Henrik Nyblom covers the telecoms beat at investment bankers Nomura. He described to me the position held by established satellite operator SES and some others:

"There are different views from within the industry. SES say they don't believe in a dedicated satellite; they don't think it makes sense based on the fact that terrestrial broadband will build out into those rural areas that today you can see satellite broadband being used. There is only a window of a few years where this service could really have a market and then terrestrial broadband - wireless or fixed - will fill these holes. SES argues that if you look at the auctions coming up for analogue TV spectrum that will be repurposed, such as in Germany, [the authorities] put as part of the criteria that to bid for this spectrum and to win this spectrum, you need to start building out rural areas before you start building out urban areas."

Williams' response is that some of the new terrestrial technologies such as 4G will operate data limits that no home user will find satisfactory:

"You cannot do fixed broadband substitution on a mobile phone network. A mobile phone network cannot supply the bandwidth that you need as a consumer to do broadband at home. What mobile phones do is mobility and they do that very well. The mobile phone companies will stick to mobility. Stephen Carter said that in the Digital Britain report last year. He said mobile phone technology is not the answer for fixed broadband, so anyone who says it is has either failed to consider, or understand, the technology, or has an agenda."

One established satellite player certainly shares Williams' position, and that is Eutelsat.

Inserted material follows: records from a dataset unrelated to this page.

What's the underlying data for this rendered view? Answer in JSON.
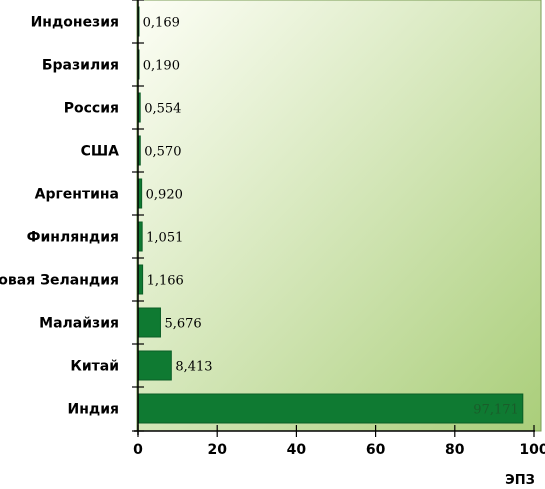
{
  "chart_data": {
    "type": "bar",
    "orientation": "horizontal",
    "categories": [
      "Индонезия",
      "Бразилия",
      "Россия",
      "США",
      "Аргентина",
      "Финляндия",
      "Новая Зеландия",
      "Малайзия",
      "Китай",
      "Индия"
    ],
    "values": [
      0.169,
      0.19,
      0.554,
      0.57,
      0.92,
      1.051,
      1.166,
      5.676,
      8.413,
      97.171
    ],
    "value_labels": [
      "0,169",
      "0,190",
      "0,554",
      "0,570",
      "0,920",
      "1,051",
      "1,166",
      "5,676",
      "8,413",
      "97,171"
    ],
    "xlim": [
      0,
      100
    ],
    "xticks": [
      0,
      20,
      40,
      60,
      80,
      100
    ],
    "xtick_labels": [
      "0",
      "20",
      "40",
      "60",
      "80",
      "100"
    ],
    "xlabel": "ЭПЗ",
    "grid": false,
    "colors": {
      "bar": "#0f7a32",
      "bar_edge": "#0b5e26",
      "background_light": "#fdfef6",
      "background_dark": "#aace7a",
      "border": "#7a9c55"
    }
  }
}
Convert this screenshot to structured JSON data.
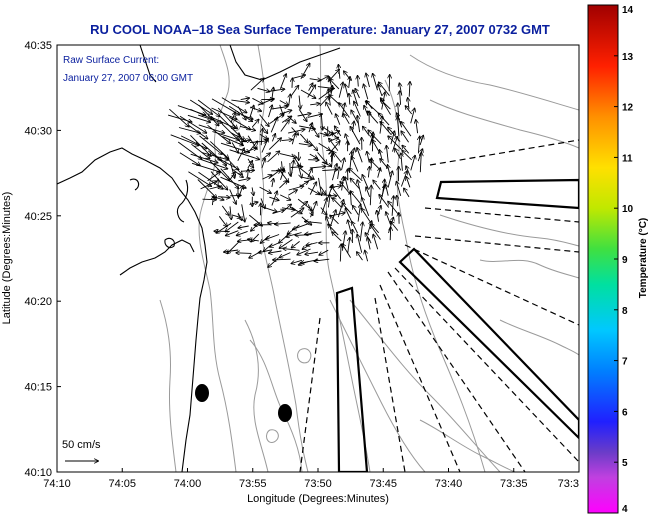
{
  "title": "RU COOL  NOAA–18  Sea Surface Temperature:  January 27, 2007 0732 GMT",
  "annotation": {
    "line1": "Raw Surface Current:",
    "line2": "January 27, 2007 06:00 GMT"
  },
  "scale_label": "50 cm/s",
  "colors": {
    "title": "#0a1f9e",
    "frame": "#000000",
    "contour": "#9a9a9a"
  },
  "chart_data": {
    "type": "map",
    "xlabel": "Longitude (Degrees:Minutes)",
    "ylabel": "Latitude (Degrees:Minutes)",
    "x_ticks": [
      "74:10",
      "74:05",
      "74:00",
      "73:55",
      "73:50",
      "73:45",
      "73:40",
      "73:35",
      "73:3"
    ],
    "y_ticks": [
      "40:10",
      "40:15",
      "40:20",
      "40:25",
      "40:30",
      "40:35"
    ],
    "colorbar": {
      "label": "Temperature (°C)",
      "range": [
        4,
        14
      ],
      "ticks": [
        "4",
        "5",
        "6",
        "7",
        "8",
        "9",
        "10",
        "11",
        "12",
        "13",
        "14"
      ]
    }
  }
}
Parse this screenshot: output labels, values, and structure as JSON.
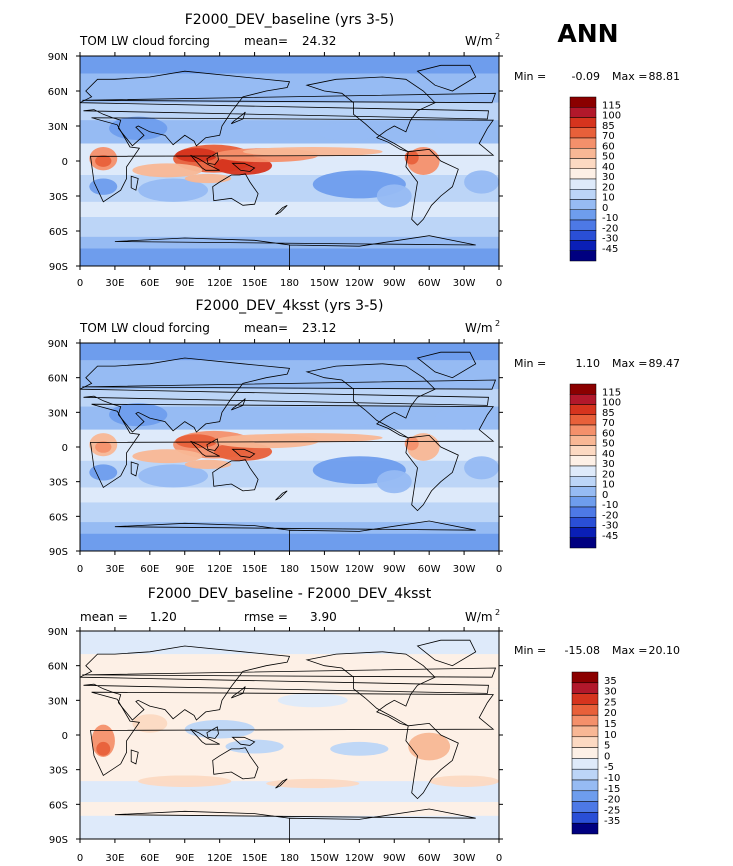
{
  "season": "ANN",
  "units_label": "W/m",
  "units_exp": "2",
  "panels": [
    {
      "title": "F2000_DEV_baseline (yrs 3-5)",
      "left_label": "TOM LW cloud forcing",
      "stat_label": "mean=",
      "stat_value": "24.32",
      "stat2_label": "",
      "stat2_value": "",
      "min_label": "Min =",
      "min_value": "-0.09",
      "max_label": "Max =",
      "max_value": "88.81"
    },
    {
      "title": "F2000_DEV_4ksst (yrs 3-5)",
      "left_label": "TOM LW cloud forcing",
      "stat_label": "mean=",
      "stat_value": "23.12",
      "stat2_label": "",
      "stat2_value": "",
      "min_label": "Min =",
      "min_value": "1.10",
      "max_label": "Max =",
      "max_value": "89.47"
    },
    {
      "title": "F2000_DEV_baseline - F2000_DEV_4ksst",
      "left_label": "",
      "stat_label": "mean =",
      "stat_value": "1.20",
      "stat2_label": "rmse =",
      "stat2_value": "3.90",
      "min_label": "Min =",
      "min_value": "-15.08",
      "max_label": "Max =",
      "max_value": "20.10"
    }
  ],
  "chart_data": [
    {
      "type": "heatmap",
      "title": "F2000_DEV_baseline (yrs 3-5)",
      "field": "TOM LW cloud forcing",
      "units": "W/m2",
      "xticks": [
        "0",
        "30E",
        "60E",
        "90E",
        "120E",
        "150E",
        "180",
        "150W",
        "120W",
        "90W",
        "60W",
        "30W",
        "0"
      ],
      "yticks": [
        "90N",
        "60N",
        "30N",
        "0",
        "30S",
        "60S",
        "90S"
      ],
      "xlim": [
        0,
        360
      ],
      "ylim": [
        -90,
        90
      ],
      "colorbar_levels": [
        "115",
        "100",
        "85",
        "70",
        "60",
        "50",
        "40",
        "30",
        "20",
        "10",
        "0",
        "-10",
        "-20",
        "-30",
        "-45"
      ]
    },
    {
      "type": "heatmap",
      "title": "F2000_DEV_4ksst (yrs 3-5)",
      "field": "TOM LW cloud forcing",
      "units": "W/m2",
      "xticks": [
        "0",
        "30E",
        "60E",
        "90E",
        "120E",
        "150E",
        "180",
        "150W",
        "120W",
        "90W",
        "60W",
        "30W",
        "0"
      ],
      "yticks": [
        "90N",
        "60N",
        "30N",
        "0",
        "30S",
        "60S",
        "90S"
      ],
      "xlim": [
        0,
        360
      ],
      "ylim": [
        -90,
        90
      ],
      "colorbar_levels": [
        "115",
        "100",
        "85",
        "70",
        "60",
        "50",
        "40",
        "30",
        "20",
        "10",
        "0",
        "-10",
        "-20",
        "-30",
        "-45"
      ]
    },
    {
      "type": "heatmap",
      "title": "F2000_DEV_baseline - F2000_DEV_4ksst",
      "field": "difference",
      "units": "W/m2",
      "xticks": [
        "0",
        "30E",
        "60E",
        "90E",
        "120E",
        "150E",
        "180",
        "150W",
        "120W",
        "90W",
        "60W",
        "30W",
        "0"
      ],
      "yticks": [
        "90N",
        "60N",
        "30N",
        "0",
        "30S",
        "60S",
        "90S"
      ],
      "xlim": [
        0,
        360
      ],
      "ylim": [
        -90,
        90
      ],
      "colorbar_levels": [
        "35",
        "30",
        "25",
        "20",
        "15",
        "10",
        "5",
        "0",
        "-5",
        "-10",
        "-15",
        "-20",
        "-25",
        "-35"
      ]
    }
  ],
  "colors": {
    "full": [
      "#8b0000",
      "#b2182b",
      "#d6341e",
      "#e8603a",
      "#f4906b",
      "#f8b795",
      "#fcd9c2",
      "#fdf0e6",
      "#deeafa",
      "#bcd5f7",
      "#96bbf3",
      "#6e9ded",
      "#4d79e6",
      "#2a4fd6",
      "#0a1fb6",
      "#000080"
    ],
    "diff": [
      "#8b0000",
      "#b2182b",
      "#d6341e",
      "#e8603a",
      "#f4906b",
      "#f8b795",
      "#fcd9c2",
      "#fdf0e6",
      "#deeafa",
      "#bcd5f7",
      "#96bbf3",
      "#6e9ded",
      "#4d79e6",
      "#2a4fd6",
      "#000080"
    ]
  }
}
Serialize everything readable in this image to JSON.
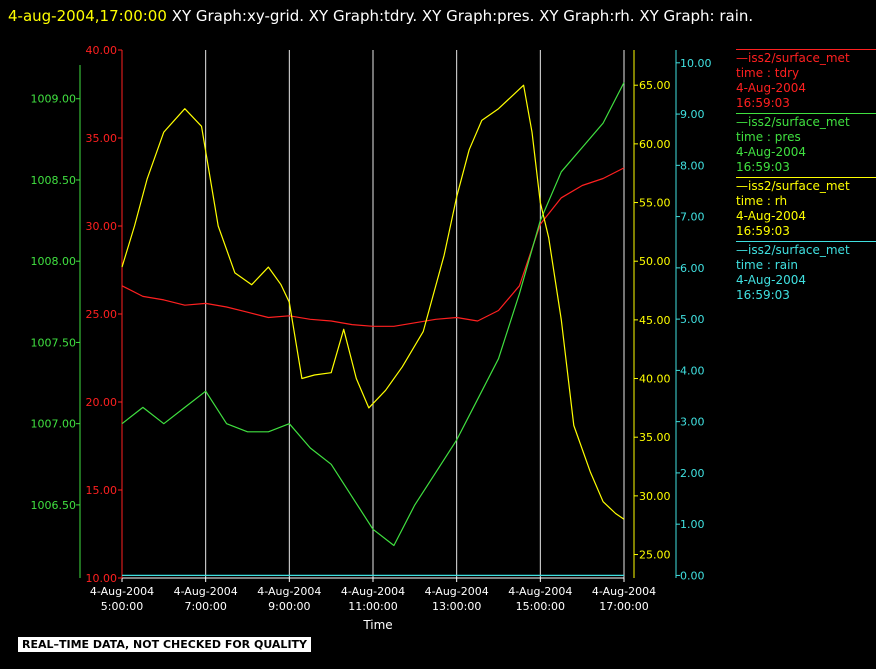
{
  "title": {
    "timestamp": "4-aug-2004,17:00:00",
    "text": "XY Graph:xy-grid.  XY Graph:tdry.  XY Graph:pres.  XY Graph:rh.  XY Graph: rain."
  },
  "legend": [
    {
      "name": "—iss2/surface_met",
      "var": "time : tdry",
      "date": "4-Aug-2004",
      "time": "16:59:03",
      "color": "#ff2020"
    },
    {
      "name": "—iss2/surface_met",
      "var": "time : pres",
      "date": "4-Aug-2004",
      "time": "16:59:03",
      "color": "#40e040"
    },
    {
      "name": "—iss2/surface_met",
      "var": "time : rh",
      "date": "4-Aug-2004",
      "time": "16:59:03",
      "color": "#ffff00"
    },
    {
      "name": "—iss2/surface_met",
      "var": "time : rain",
      "date": "4-Aug-2004",
      "time": "16:59:03",
      "color": "#40e0e0"
    }
  ],
  "disclaimer": "REAL–TIME DATA, NOT CHECKED FOR QUALITY",
  "chart_data": {
    "type": "line",
    "xlabel": "Time",
    "x_ticks": [
      {
        "date": "4-Aug-2004",
        "time": "5:00:00"
      },
      {
        "date": "4-Aug-2004",
        "time": "7:00:00"
      },
      {
        "date": "4-Aug-2004",
        "time": "9:00:00"
      },
      {
        "date": "4-Aug-2004",
        "time": "11:00:00"
      },
      {
        "date": "4-Aug-2004",
        "time": "13:00:00"
      },
      {
        "date": "4-Aug-2004",
        "time": "15:00:00"
      },
      {
        "date": "4-Aug-2004",
        "time": "17:00:00"
      }
    ],
    "xlim": [
      5,
      17
    ],
    "grid": "vertical",
    "axes": {
      "tdry": {
        "color": "#ff2020",
        "ylim": [
          10,
          40
        ],
        "ticks": [
          "10.00",
          "15.00",
          "20.00",
          "25.00",
          "30.00",
          "35.00",
          "40.00"
        ]
      },
      "pres": {
        "color": "#40e040",
        "ylim": [
          1006.05,
          1009.3
        ],
        "ticks": [
          "1006.50",
          "1007.00",
          "1007.50",
          "1008.00",
          "1008.50",
          "1009.00"
        ]
      },
      "rh": {
        "color": "#ffff00",
        "ylim": [
          23,
          68
        ],
        "ticks": [
          "25.00",
          "30.00",
          "35.00",
          "40.00",
          "45.00",
          "50.00",
          "55.00",
          "60.00",
          "65.00"
        ]
      },
      "rain": {
        "color": "#40e0e0",
        "ylim": [
          -0.05,
          10.25
        ],
        "ticks": [
          "0.00",
          "1.00",
          "2.00",
          "3.00",
          "4.00",
          "5.00",
          "6.00",
          "7.00",
          "8.00",
          "9.00",
          "10.00"
        ]
      }
    },
    "series": [
      {
        "key": "tdry",
        "color": "#ff2020",
        "x": [
          5.0,
          5.5,
          6.0,
          6.5,
          7.0,
          7.5,
          8.0,
          8.5,
          9.0,
          9.5,
          10.0,
          10.5,
          11.0,
          11.5,
          12.0,
          12.5,
          13.0,
          13.5,
          14.0,
          14.5,
          15.0,
          15.5,
          16.0,
          16.5,
          17.0
        ],
        "values": [
          26.6,
          26.0,
          25.8,
          25.5,
          25.6,
          25.4,
          25.1,
          24.8,
          24.9,
          24.7,
          24.6,
          24.4,
          24.3,
          24.3,
          24.5,
          24.7,
          24.8,
          24.6,
          25.2,
          26.6,
          30.1,
          31.6,
          32.3,
          32.7,
          33.3
        ]
      },
      {
        "key": "pres",
        "color": "#40e040",
        "x": [
          5.0,
          5.5,
          6.0,
          6.5,
          7.0,
          7.5,
          8.0,
          8.5,
          9.0,
          9.5,
          10.0,
          10.5,
          11.0,
          11.5,
          12.0,
          12.5,
          13.0,
          13.5,
          14.0,
          14.5,
          15.0,
          15.5,
          16.0,
          16.5,
          17.0
        ],
        "values": [
          1007.0,
          1007.1,
          1007.0,
          1007.1,
          1007.2,
          1007.0,
          1006.95,
          1006.95,
          1007.0,
          1006.85,
          1006.75,
          1006.55,
          1006.35,
          1006.25,
          1006.5,
          1006.7,
          1006.9,
          1007.15,
          1007.4,
          1007.8,
          1008.25,
          1008.55,
          1008.7,
          1008.85,
          1009.1
        ]
      },
      {
        "key": "rh",
        "color": "#ffff00",
        "x": [
          5.0,
          5.3,
          5.6,
          6.0,
          6.5,
          6.9,
          7.3,
          7.7,
          8.1,
          8.5,
          8.8,
          9.0,
          9.3,
          9.6,
          10.0,
          10.3,
          10.6,
          10.9,
          11.3,
          11.7,
          12.2,
          12.7,
          13.0,
          13.3,
          13.6,
          14.0,
          14.3,
          14.6,
          14.8,
          15.0,
          15.2,
          15.5,
          15.8,
          16.2,
          16.5,
          16.8,
          17.0
        ],
        "values": [
          49.5,
          53.0,
          57.0,
          61.0,
          63.0,
          61.5,
          53.0,
          49.0,
          48.0,
          49.5,
          48.0,
          46.5,
          40.0,
          40.3,
          40.5,
          44.2,
          40.0,
          37.5,
          39.0,
          41.0,
          44.0,
          50.5,
          55.5,
          59.5,
          62.0,
          63.0,
          64.0,
          65.0,
          61.0,
          55.0,
          52.0,
          45.0,
          36.0,
          32.0,
          29.5,
          28.5,
          28.0
        ]
      },
      {
        "key": "rain",
        "color": "#40e0e0",
        "x": [
          5.0,
          17.0
        ],
        "values": [
          0.0,
          0.0
        ]
      }
    ]
  }
}
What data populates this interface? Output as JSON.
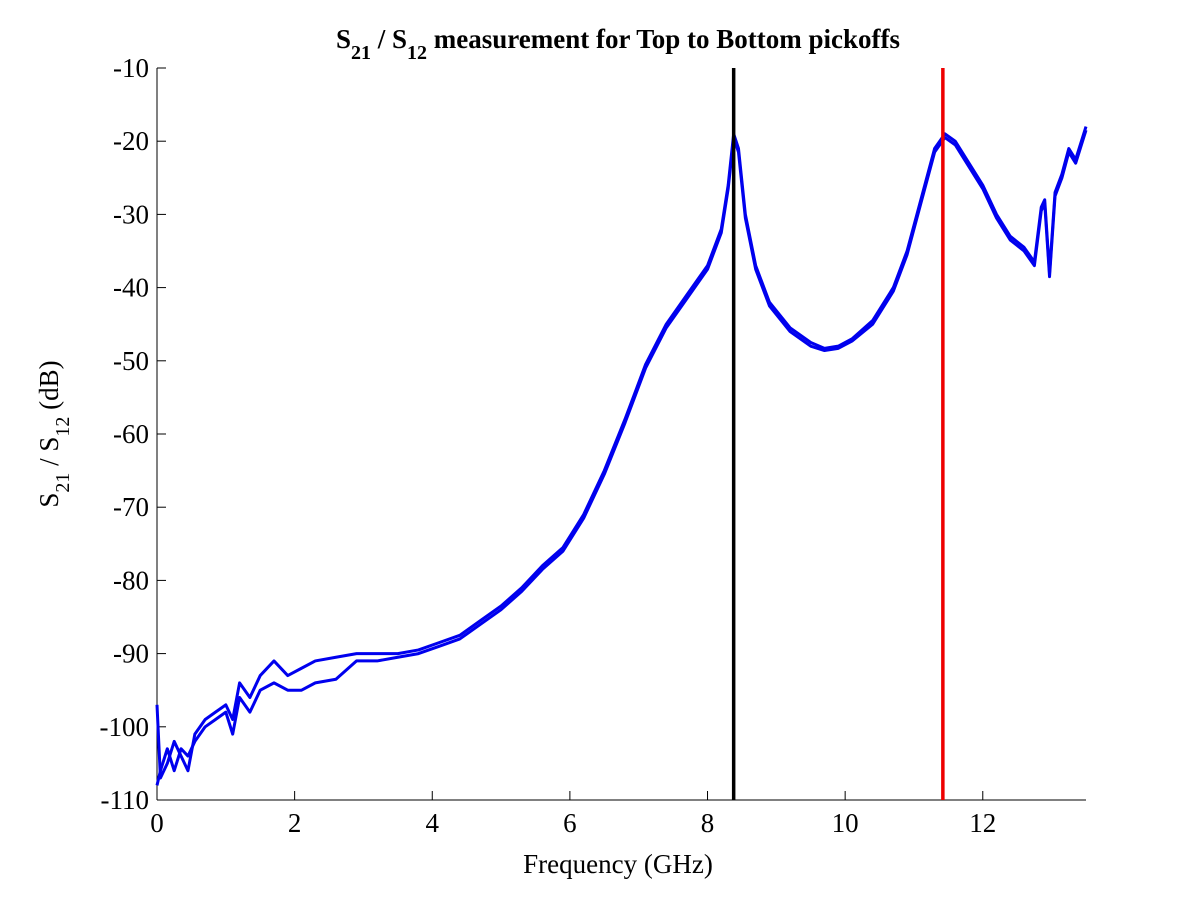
{
  "chart_data": {
    "type": "line",
    "title": [
      "S",
      "21",
      " / S",
      "12",
      " measurement for Top to Bottom pickoffs"
    ],
    "ylabel": [
      "S",
      "21",
      " / S",
      "12",
      " (dB)"
    ],
    "xlabel": "Frequency (GHz)",
    "xlim": [
      0,
      13.5
    ],
    "ylim": [
      -110,
      -10
    ],
    "xticks": [
      0,
      2,
      4,
      6,
      8,
      10,
      12
    ],
    "yticks": [
      -110,
      -100,
      -90,
      -80,
      -70,
      -60,
      -50,
      -40,
      -30,
      -20,
      -10
    ],
    "grid": false,
    "x": [
      0,
      0.05,
      0.15,
      0.25,
      0.35,
      0.45,
      0.55,
      0.7,
      0.85,
      1.0,
      1.1,
      1.2,
      1.35,
      1.5,
      1.7,
      1.9,
      2.1,
      2.3,
      2.6,
      2.9,
      3.2,
      3.5,
      3.8,
      4.1,
      4.4,
      4.7,
      5.0,
      5.3,
      5.6,
      5.9,
      6.2,
      6.5,
      6.8,
      7.1,
      7.4,
      7.7,
      8.0,
      8.2,
      8.3,
      8.38,
      8.45,
      8.55,
      8.7,
      8.9,
      9.2,
      9.5,
      9.7,
      9.9,
      10.1,
      10.4,
      10.7,
      10.9,
      11.1,
      11.3,
      11.45,
      11.6,
      11.8,
      12.0,
      12.2,
      12.4,
      12.6,
      12.75,
      12.85,
      12.9,
      12.97,
      13.05,
      13.15,
      13.25,
      13.35,
      13.5
    ],
    "series": [
      {
        "color": "#0000ee",
        "values": [
          -97,
          -107,
          -105,
          -102,
          -104,
          -106,
          -101,
          -99,
          -98,
          -97,
          -99,
          -94,
          -96,
          -93,
          -91,
          -93,
          -92,
          -91,
          -90.5,
          -90,
          -90,
          -90,
          -89.5,
          -88.5,
          -87.5,
          -85.5,
          -83.5,
          -81,
          -78,
          -75.5,
          -71,
          -65,
          -58,
          -50.5,
          -45,
          -41,
          -37,
          -32,
          -26,
          -19,
          -21,
          -30,
          -37,
          -42,
          -45.5,
          -47.5,
          -48.3,
          -48,
          -47,
          -44.5,
          -40,
          -35,
          -28,
          -21,
          -19,
          -20,
          -23,
          -26,
          -30,
          -33,
          -34.5,
          -36.5,
          -29,
          -28,
          -38,
          -27,
          -24.5,
          -21,
          -22.5,
          -18
        ]
      },
      {
        "color": "#0000ee",
        "values": [
          -108,
          -106,
          -103,
          -106,
          -103,
          -104,
          -102,
          -100,
          -99,
          -98,
          -101,
          -96,
          -98,
          -95,
          -94,
          -95,
          -95,
          -94,
          -93.5,
          -91,
          -91,
          -90.5,
          -90,
          -89,
          -88,
          -86,
          -84,
          -81.5,
          -78.5,
          -76,
          -71.5,
          -65.5,
          -58.5,
          -51,
          -45.5,
          -41.5,
          -37.5,
          -32.5,
          -26.5,
          -19.5,
          -21.5,
          -30.5,
          -37.5,
          -42.5,
          -46,
          -48,
          -48.6,
          -48.3,
          -47.3,
          -45,
          -40.5,
          -35.5,
          -28.5,
          -21.5,
          -19.5,
          -20.5,
          -23.5,
          -26.5,
          -30.5,
          -33.5,
          -35,
          -37,
          -29.5,
          -28.5,
          -38.5,
          -27.5,
          -25,
          -21.5,
          -23,
          -18.5
        ]
      }
    ],
    "vlines": [
      {
        "x": 8.38,
        "color": "#000000"
      },
      {
        "x": 11.42,
        "color": "#ee0000"
      }
    ]
  }
}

The Paris-based operator has its own broadband-dedicated spacecraft launching not long after Hylas.

Called Ka-Sat, the spacecraft is something of a gorilla in space terms compared to Hylas.

Whereas the UK platform weighs 2.5 tonnes, has eight spot beams and can serve up to 300,000 customers; the French bird weighs almost six tonnes, has 80 spot beams and can serve more than a million customers.

One might fear for the nimble Brit with such a heavyweight coming on to the scene, but there is another widely held view in the industry that the pair need each other to drive open the market. David Williams again:

"I share that view. It was good news for us the day that Eutelsat announced that they were building a Ka-band satellite because it just added credibility to what we were already doing; and two operators competing in the market place will create more noise, more PR. The consumer will have some choices. The consumer will be able to compare and contrast, and that makes for a healthier market. And it probably means the market will expand faster."

Journalists like a conflict narrative, and it makes for some fun that the British and the French should be going into space to do the same thing at broadly the same time.

One thing seems clear - the consumer is going to be a winner; and making a minimum 2Mbps broadband service available to all European households has got to be good for the continent as a whole.